Pub Date : 2007-08-17DOI: 10.1163/9789401207393_026
S. Ney, Ubc English
In Demeure: Fiction and Testimony, Derrida makes the surprising suggestion, reminiscent of Auerbach and the European philological tradition, that what we call literature may only exist because of Christian Latinity’s universalizing thrust. Could there be something Classical and something Christian that persists in the institution, or even in the culture, of literature (or of what Glissant calls “Literature”)? I propose to examine this suggestion with the help of two novels, Cebu by Peter Bacho and Mass for the Death of an Enemy by Renato E. Madrid. These ambivalent novels evoke a region of the Philippines where Christian Latinity seems to be victorious, but in subtle ways it is undermined. Crucially, it is also translated – from colonizing Spanish, through the Cebuano vernacular of the novels’ characters, and now for us into the English which, oddly, dominates “postcolonial literature.” Is imported Christian Latinity in the end recuperated, or resisted, or both, or neither? And how would the recuperation or resistance of these novels by “postcolonial literature” be affected by the classic Christian patterns – the Pauline/Augustinian divided self in Mass and the participation in Christ’s Passion in Cebu – that preoccupy the novels? Novels from the Christian Philippines are a perfect place for me to begin testing Derrida’s argument, flowing out of his meditation in “Des Tours de Babel” on Walter Benjamin, that because of the common root of the essence of literary and the sacred, languages (and, I suspect, literatures) are not foreign to one another.

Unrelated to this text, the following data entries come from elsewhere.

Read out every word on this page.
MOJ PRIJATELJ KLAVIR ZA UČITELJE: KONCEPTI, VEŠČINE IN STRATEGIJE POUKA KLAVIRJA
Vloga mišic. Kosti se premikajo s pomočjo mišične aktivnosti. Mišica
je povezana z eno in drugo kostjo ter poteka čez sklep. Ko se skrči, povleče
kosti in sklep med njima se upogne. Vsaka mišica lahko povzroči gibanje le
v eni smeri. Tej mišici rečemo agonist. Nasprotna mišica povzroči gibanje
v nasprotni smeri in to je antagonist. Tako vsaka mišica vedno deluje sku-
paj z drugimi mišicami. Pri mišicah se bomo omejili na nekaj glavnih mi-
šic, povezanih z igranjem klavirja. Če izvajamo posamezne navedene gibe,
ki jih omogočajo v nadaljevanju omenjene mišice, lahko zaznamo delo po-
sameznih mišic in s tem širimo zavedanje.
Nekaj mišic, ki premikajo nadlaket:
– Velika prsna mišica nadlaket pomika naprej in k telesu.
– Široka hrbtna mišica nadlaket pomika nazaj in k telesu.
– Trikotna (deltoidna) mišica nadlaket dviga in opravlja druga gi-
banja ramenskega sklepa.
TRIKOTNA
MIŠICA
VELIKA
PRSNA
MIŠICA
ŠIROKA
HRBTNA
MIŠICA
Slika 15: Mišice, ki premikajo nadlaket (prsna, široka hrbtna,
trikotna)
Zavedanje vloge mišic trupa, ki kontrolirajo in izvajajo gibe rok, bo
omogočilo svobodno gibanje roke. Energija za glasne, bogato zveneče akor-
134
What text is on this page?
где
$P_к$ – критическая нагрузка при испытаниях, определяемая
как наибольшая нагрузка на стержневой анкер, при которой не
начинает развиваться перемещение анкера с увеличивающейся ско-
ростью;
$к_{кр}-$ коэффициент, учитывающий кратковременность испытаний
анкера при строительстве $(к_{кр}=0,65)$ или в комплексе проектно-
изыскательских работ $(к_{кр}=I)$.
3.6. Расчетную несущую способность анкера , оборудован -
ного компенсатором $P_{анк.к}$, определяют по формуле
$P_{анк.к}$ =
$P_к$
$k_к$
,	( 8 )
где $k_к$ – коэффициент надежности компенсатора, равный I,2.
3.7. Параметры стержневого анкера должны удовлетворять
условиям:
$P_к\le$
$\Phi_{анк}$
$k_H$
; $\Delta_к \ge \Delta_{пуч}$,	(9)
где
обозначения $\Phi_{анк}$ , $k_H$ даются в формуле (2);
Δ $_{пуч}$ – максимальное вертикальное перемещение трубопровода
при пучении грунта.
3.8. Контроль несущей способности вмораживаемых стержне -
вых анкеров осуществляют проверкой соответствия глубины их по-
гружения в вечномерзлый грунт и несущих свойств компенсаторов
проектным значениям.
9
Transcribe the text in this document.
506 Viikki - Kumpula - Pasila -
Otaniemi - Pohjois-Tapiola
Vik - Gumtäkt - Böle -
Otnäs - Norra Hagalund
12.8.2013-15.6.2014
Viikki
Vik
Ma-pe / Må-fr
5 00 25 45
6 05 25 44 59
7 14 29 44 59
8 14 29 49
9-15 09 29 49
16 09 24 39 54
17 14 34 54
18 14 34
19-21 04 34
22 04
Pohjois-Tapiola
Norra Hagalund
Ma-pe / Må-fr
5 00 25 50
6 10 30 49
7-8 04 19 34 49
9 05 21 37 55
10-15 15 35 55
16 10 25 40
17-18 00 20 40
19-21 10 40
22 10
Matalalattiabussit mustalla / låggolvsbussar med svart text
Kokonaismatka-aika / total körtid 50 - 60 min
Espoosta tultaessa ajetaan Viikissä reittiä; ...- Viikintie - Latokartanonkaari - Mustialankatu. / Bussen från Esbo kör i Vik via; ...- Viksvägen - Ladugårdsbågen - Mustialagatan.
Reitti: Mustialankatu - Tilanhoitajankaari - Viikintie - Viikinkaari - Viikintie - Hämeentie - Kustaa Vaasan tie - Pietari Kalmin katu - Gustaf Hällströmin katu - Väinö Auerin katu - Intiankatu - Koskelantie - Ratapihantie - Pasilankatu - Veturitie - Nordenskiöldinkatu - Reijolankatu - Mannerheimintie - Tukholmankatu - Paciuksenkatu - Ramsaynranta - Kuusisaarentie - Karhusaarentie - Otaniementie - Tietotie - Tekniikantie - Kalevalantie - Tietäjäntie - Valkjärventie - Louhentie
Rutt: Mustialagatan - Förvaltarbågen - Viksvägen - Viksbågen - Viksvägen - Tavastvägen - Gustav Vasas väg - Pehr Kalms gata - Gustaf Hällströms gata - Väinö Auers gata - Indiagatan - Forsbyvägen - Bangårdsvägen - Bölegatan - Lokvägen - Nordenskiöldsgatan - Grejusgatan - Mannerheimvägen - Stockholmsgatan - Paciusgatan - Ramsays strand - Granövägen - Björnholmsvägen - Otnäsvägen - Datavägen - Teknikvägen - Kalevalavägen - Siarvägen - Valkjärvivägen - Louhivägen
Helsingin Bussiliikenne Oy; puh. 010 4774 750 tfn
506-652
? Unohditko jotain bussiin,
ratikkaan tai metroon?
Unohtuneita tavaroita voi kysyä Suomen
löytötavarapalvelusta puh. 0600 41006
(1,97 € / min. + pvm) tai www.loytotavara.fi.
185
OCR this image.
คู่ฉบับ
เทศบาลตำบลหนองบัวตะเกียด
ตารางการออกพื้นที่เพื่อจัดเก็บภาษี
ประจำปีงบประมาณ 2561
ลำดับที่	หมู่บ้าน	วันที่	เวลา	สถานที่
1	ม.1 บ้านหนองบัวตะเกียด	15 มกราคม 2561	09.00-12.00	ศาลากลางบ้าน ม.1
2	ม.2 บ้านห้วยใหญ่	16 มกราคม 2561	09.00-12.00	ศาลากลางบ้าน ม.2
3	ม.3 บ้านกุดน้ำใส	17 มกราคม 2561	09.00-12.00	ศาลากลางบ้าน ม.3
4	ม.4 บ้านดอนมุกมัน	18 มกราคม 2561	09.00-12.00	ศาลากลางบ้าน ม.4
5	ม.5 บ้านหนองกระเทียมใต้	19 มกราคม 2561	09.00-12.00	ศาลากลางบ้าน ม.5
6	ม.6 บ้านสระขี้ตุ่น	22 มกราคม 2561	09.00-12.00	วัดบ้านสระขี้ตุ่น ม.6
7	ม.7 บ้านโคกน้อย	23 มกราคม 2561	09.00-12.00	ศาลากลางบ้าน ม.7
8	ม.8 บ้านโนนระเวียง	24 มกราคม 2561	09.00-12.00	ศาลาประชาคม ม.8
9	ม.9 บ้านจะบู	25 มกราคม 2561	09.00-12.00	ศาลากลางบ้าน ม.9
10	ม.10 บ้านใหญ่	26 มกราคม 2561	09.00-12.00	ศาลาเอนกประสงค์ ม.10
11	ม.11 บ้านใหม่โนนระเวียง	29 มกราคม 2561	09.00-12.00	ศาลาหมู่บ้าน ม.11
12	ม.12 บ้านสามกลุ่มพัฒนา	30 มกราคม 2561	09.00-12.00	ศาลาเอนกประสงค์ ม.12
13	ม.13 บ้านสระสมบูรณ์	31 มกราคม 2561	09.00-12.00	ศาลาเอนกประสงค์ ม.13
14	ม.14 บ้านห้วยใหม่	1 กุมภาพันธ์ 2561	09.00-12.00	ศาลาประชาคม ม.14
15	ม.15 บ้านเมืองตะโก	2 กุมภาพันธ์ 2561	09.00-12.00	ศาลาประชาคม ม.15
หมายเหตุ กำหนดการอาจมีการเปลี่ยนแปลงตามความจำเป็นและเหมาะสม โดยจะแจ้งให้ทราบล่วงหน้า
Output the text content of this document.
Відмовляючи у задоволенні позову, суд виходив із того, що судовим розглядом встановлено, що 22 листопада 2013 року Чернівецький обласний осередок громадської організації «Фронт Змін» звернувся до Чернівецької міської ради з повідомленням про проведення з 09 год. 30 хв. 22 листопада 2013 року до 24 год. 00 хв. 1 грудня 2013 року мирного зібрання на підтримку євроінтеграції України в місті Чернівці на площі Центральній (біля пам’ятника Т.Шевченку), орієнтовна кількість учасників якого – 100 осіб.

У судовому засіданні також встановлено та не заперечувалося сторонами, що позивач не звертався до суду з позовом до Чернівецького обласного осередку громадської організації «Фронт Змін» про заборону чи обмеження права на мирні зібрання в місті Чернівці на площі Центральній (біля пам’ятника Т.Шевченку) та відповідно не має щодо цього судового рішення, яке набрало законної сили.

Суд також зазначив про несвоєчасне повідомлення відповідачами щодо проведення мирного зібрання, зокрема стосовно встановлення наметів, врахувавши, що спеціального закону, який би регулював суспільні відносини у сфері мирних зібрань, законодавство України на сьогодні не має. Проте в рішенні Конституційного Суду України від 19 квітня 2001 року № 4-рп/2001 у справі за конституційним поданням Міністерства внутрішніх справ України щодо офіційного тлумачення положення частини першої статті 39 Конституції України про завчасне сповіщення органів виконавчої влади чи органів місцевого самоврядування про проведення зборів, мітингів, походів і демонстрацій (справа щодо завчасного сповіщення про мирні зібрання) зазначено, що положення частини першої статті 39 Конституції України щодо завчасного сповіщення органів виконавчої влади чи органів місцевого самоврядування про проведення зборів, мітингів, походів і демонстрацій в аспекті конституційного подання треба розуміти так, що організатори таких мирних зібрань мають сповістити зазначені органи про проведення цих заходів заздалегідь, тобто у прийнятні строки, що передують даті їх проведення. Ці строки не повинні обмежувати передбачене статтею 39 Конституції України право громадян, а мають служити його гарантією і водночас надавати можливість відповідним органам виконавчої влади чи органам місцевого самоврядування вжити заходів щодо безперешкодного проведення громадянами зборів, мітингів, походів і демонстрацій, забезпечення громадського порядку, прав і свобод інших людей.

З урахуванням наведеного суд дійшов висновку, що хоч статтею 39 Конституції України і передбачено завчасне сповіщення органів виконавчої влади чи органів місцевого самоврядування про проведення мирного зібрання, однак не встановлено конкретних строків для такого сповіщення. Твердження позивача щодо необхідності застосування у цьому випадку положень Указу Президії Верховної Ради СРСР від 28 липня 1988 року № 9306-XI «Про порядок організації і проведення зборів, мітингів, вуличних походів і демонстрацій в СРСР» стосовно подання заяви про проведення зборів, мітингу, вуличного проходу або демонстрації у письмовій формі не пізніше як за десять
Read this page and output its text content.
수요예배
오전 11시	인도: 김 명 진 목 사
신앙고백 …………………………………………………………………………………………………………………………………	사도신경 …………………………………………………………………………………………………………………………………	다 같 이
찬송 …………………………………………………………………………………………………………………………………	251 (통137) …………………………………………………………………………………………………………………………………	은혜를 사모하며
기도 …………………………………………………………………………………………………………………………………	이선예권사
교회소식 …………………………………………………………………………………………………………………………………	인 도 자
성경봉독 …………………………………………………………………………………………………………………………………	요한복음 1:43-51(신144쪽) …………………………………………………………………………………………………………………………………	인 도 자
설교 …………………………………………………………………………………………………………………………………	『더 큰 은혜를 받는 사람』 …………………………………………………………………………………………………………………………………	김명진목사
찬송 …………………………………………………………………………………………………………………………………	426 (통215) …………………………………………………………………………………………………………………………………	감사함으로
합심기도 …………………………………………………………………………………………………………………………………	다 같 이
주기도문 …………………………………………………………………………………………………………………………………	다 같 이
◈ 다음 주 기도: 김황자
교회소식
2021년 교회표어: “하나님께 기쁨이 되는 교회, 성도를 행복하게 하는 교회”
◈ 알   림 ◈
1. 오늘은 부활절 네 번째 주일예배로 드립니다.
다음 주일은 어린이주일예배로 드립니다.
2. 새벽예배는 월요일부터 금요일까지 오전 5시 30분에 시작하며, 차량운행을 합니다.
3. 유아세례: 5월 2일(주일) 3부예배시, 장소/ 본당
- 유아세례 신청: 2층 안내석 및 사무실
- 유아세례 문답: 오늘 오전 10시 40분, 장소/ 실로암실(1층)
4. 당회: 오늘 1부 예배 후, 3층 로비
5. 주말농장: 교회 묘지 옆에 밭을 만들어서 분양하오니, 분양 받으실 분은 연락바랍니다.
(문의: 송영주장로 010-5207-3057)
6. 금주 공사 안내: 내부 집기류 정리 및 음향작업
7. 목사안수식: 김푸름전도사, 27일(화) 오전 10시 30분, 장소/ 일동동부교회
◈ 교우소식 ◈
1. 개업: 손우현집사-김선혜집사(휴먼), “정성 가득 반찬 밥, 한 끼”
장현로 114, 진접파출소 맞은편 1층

在《Demeure: Fiction and Testimony》中,德里达提出了一个令人惊讶的建议,让人想起奥尔巴赫和欧洲语言学传统,即我们所说的文学可能只存在于基督教拉丁语的普遍性推动下。在文学(或者Glissant所说的“文学”)的制度中,甚至文化中,是否存在某种古典主义和基督教主义的东西?我打算借彼得·巴乔的《宿务》和雷纳托·e·马德里的《敌人之死》两部小说来检验这一观点。这些矛盾的小说唤起了菲律宾的一个地区,在那里基督教拉丁裔似乎取得了胜利,但在微妙的方面却受到了破坏。至关重要的是,它也被翻译了——从殖民西班牙语,到小说人物的宿瓦诺方言,现在对我们来说,翻译成了英语,奇怪的是,英语在“后殖民文学”中占主导地位。输入的基督教拉丁语最终是恢复了,还是被抵制了,或者两者都有,或者两者都没有?而“后殖民文学”对这些小说的恢复或抵抗又会如何受到经典基督教模式的影响——保罗/奥古斯丁在弥撒中分裂的自我,以及在宿雾参与基督的受难——这些都是小说的主题?来自基督教菲律宾的小说是我开始检验德里达论点的完美场所,德里达在《巴别塔之旅》(Des Tours de Babel)中对瓦尔特·本雅明(Walter Benjamin)的沉思,即由于文学和神圣的本质具有共同的根源,语言(我怀疑还有文学)彼此之间并不陌生。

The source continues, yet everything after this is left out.